The Secrets Clark Kept

What the General Never Told Us About the Bush Plan for Serial War

Wesley Clark, the retired four-star general who is one of 10 candidates for the Democratic nomination for president, has written a new book that is just arriving on bookstore shelves. Called Winning Modern Wars, it’s mostly about the Iraq war and terrorism—and it is laced with powerful new information that he held back from the public when he was a CNN military commentator during the Bush administration’s preparations for the war.

For example, he says he learned from military sources at the Pentagon in November 2001, just two months after the September 11 terrorist attacks on New York and Washington, that serious planning for the war on Iraq had already begun and that, in addition to Iraq, the administration had drawn up a list of six other nations to be targeted over a period of five years.

Here’s what he writes on page 130:

"As I went back through the Pentagon in November 2001, one of the senior military staff officers had time for a chat. Yes, we were still on track for going against Iraq, he said. But there was more. This was being discussed as part of a five-year campaign plan, he said, and there were a total of seven countries, beginning with Iraq, then Syria, Lebanon, Libya, Iran, Somalia, and Sudan." Clark adds, "I left the Pentagon that afternoon deeply concerned."

He never disclosed anything like this information in any of his CNN commentaries or in the opinion columns he wrote for print media at the time. If Americans had known such things, and if the information is accurate, would they have supported the White House’s march to war? Would Congress have passed the war resolution the White House asked for?

On the next page of the book, 131, Clark writes: "And what about the real sources of terrorists—U.S. allies in the region like Egypt, Pakistan, and Saudi Arabia? Wasn’t it the repressive policies of the first, and the corruption and poverty of the second, that were generating many of the angry young men who became terrorists? And what of the radical ideology and direct funding spewing from Saudi Arabia? Wasn’t that what was holding the radical Islamic movement together? . . . It seemed that we were being taken into a strategy more likely to make us the enemy—encouraging what could look like a ‘clash of civilizations’—not a good strategy for Winning the war on terror."

These are very potent observations, coming from a military man with more than three decades of experience who is known for his intellectual candlepower. He was a leading commentator on television, chosen for his expertise in military strategy and geopolitics. Why didn’t he share these opinions with us then, when an informed public might have raised its voice and demanded more answers from the White House?

Was Clark being censored? Or was it self-censorship? In the introduction to Winning Modern Wars, he writes that while he is "protecting" his military sources by leaving them unidentified, "the public interest demands that some of this information be shared." He adds, "Nothing in this book is derived from classified material nor have I written anything that could compromise national security." Then why wait until now to serve "the public interest"? Was the general worried that if he had spoken earlier, in a jingoistic atmosphere, he would have been labeled unpatriotic? It’s an understandable concern.
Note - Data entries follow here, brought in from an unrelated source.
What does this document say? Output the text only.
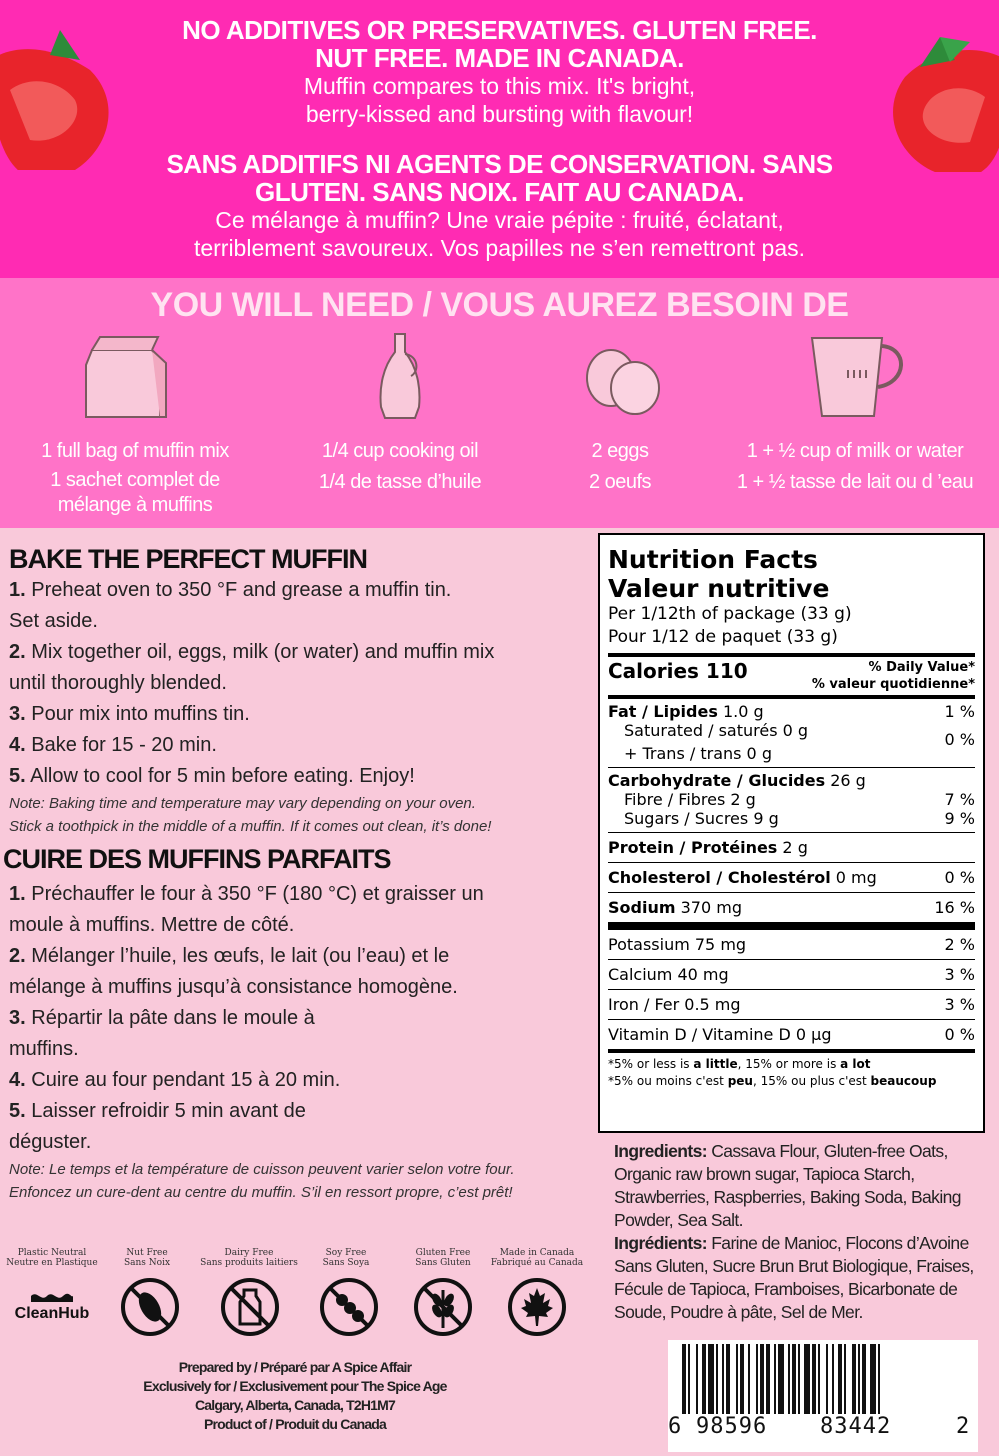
NO ADDITIVES OR PRESERVATIVES. GLUTEN FREE.
NUT FREE. MADE IN CANADA.
Muffin compares to this mix. It's bright,
berry-kissed and bursting with flavour!
SANS ADDITIFS NI AGENTS DE CONSERVATION. SANS
GLUTEN. SANS NOIX. FAIT AU CANADA.
Ce mélange à muffin? Une vraie pépite : fruité, éclatant,
terriblement savoureux. Vos papilles ne s’en remettront pas.
YOU WILL NEED / VOUS AUREZ BESOIN DE
1 full bag of muffin mix
1 sachet complet de
mélange à muffins
1/4 cup cooking oil
1/4 de tasse d’huile
2 eggs
2 oeufs
1 + ½ cup of milk or water
1 + ½ tasse de lait ou d ’eau
BAKE THE PERFECT MUFFIN
1. Preheat oven to 350 °F and grease a muffin tin.
Set aside.
2. Mix together oil, eggs, milk (or water) and muffin mix
until thoroughly blended.
3. Pour mix into muffins tin.
4. Bake for 15 - 20 min.
5. Allow to cool for 5 min before eating. Enjoy!
Note: Baking time and temperature may vary depending on your oven.
Stick a toothpick in the middle of a muffin. If it comes out clean, it’s done!
CUIRE DES MUFFINS PARFAITS
1. Préchauffer le four à 350 °F (180 °C) et graisser un
moule à muffins. Mettre de côté.
2. Mélanger l’huile, les œufs, le lait (ou l’eau) et le
mélange à muffins jusqu’à consistance homogène.
3. Répartir la pâte dans le moule à
muffins.
4. Cuire au four pendant 15 à 20 min.
5. Laisser refroidir 5 min avant de
déguster.
Note: Le temps et la température de cuisson peuvent varier selon votre four.
Enfoncez un cure-dent au centre du muffin. S’il en ressort propre, c’est prêt!
Nutrition Facts
Valeur nutritive
Per 1/12th of package (33 g)
Pour 1/12 de paquet (33 g)
Calories 110	% Daily Value*
% valeur quotidienne*
Fat / Lipides 1.0 g	1 %
Saturated / saturés 0 g
+ Trans / trans 0 g
0 %
Carbohydrate / Glucides 26 g
Fibre / Fibres 2 g	7 %
Sugars / Sucres 9 g	9 %
Protein / Protéines 2 g
Cholesterol / Cholestérol 0 mg	0 %
Sodium 370 mg	16 %
Potassium 75 mg	2 %
Calcium 40 mg	3 %
Iron / Fer 0.5 mg	3 %
Vitamin D / Vitamine D 0 µg	0 %
*5% or less is a little, 15% or more is a lot
*5% ou moins c'est peu, 15% ou plus c'est beaucoup
Ingredients: Cassava Flour, Gluten-free Oats, Organic raw brown sugar, Tapioca Starch, Strawberries, Raspberries, Baking Soda, Baking Powder, Sea Salt.
Ingrédients: Farine de Manioc, Flocons d’Avoine Sans Gluten, Sucre Brun Brut Biologique, Fraises, Fécule de Tapioca, Framboises, Bicarbonate de Soude, Poudre à pâte, Sel de Mer.
Plastic Neutral
Neutre en Plastique
CleanHub
Nut Free
Sans Noix
Dairy Free
Sans produits laitiers
Soy Free
Sans Soya
Gluten Free
Sans Gluten
Made in Canada
Fabriqué au Canada
Prepared by / Préparé par A Spice Affair
Exclusively for / Exclusivement pour The Spice Age
Calgary, Alberta, Canada, T2H1M7
Product of / Produit du Canada	6 98596 83442	2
Whatever his reasons, General Clark surely has some explaining to do now.

Maybe he has some valid explanations, such as that these views are conclusions that evolved over a period of time. But that’s not the way he writes it in the book.

Inconsistencies between old and new remarks are common topics in presidential elections—if that’s what these are. Inconsistencies aren’t mortal sins, just mortal imperfections. Reporters commit them. Anyone who publishes stuff commits them. Sometimes they happen because of changes in circumstances. Sometimes it’s plain old sloppy thinking. But the best way for the perpetrator to deal with them is to point them out as quickly as possible and explain them.

For a presidential candidate, the urgency is more intense, because if you let such problems hang around unattended to, the press will eventually discover them and, like rabid geese, nibble you to death.

Also, in this campaign especially, truth telling (or the lack of it) has become a big issue. The president and several lieges at his roundtable uttered so many distortions and exaggerations and untrue "facts" about why we had to go to war with Iraq that both President Bush and Vice President Cheney eventually had to come forward and admit they had "misspoken"—in particular about Iraq’s nuclear capabilities. They still haven’t acknowledged a lot of other misspeaks. Those running against this president would be well-advised not to fall into his errant ways.

Getting back to the Winning Modern Wars book, it is Clark's second and a sequel of sorts to the first one, which had a similar title, Waging Modern War, and came out two years ago. Both are published by PublicAffairs. Waging was mostly about the successful 78-day air war in Kosovo in 1999, which Clark directed as NATO military chief (officially the supreme allied commander, Europe). Winning is a much slimmer book that reads like a campaign document. Clark knows people will perceive it that way and he denies any political motivation, saying in the introduction that he wrote it as a public duty, especially for the nation’s military men and women. "Offering this analysis," he says, "is the least I can do to help them and to help my country."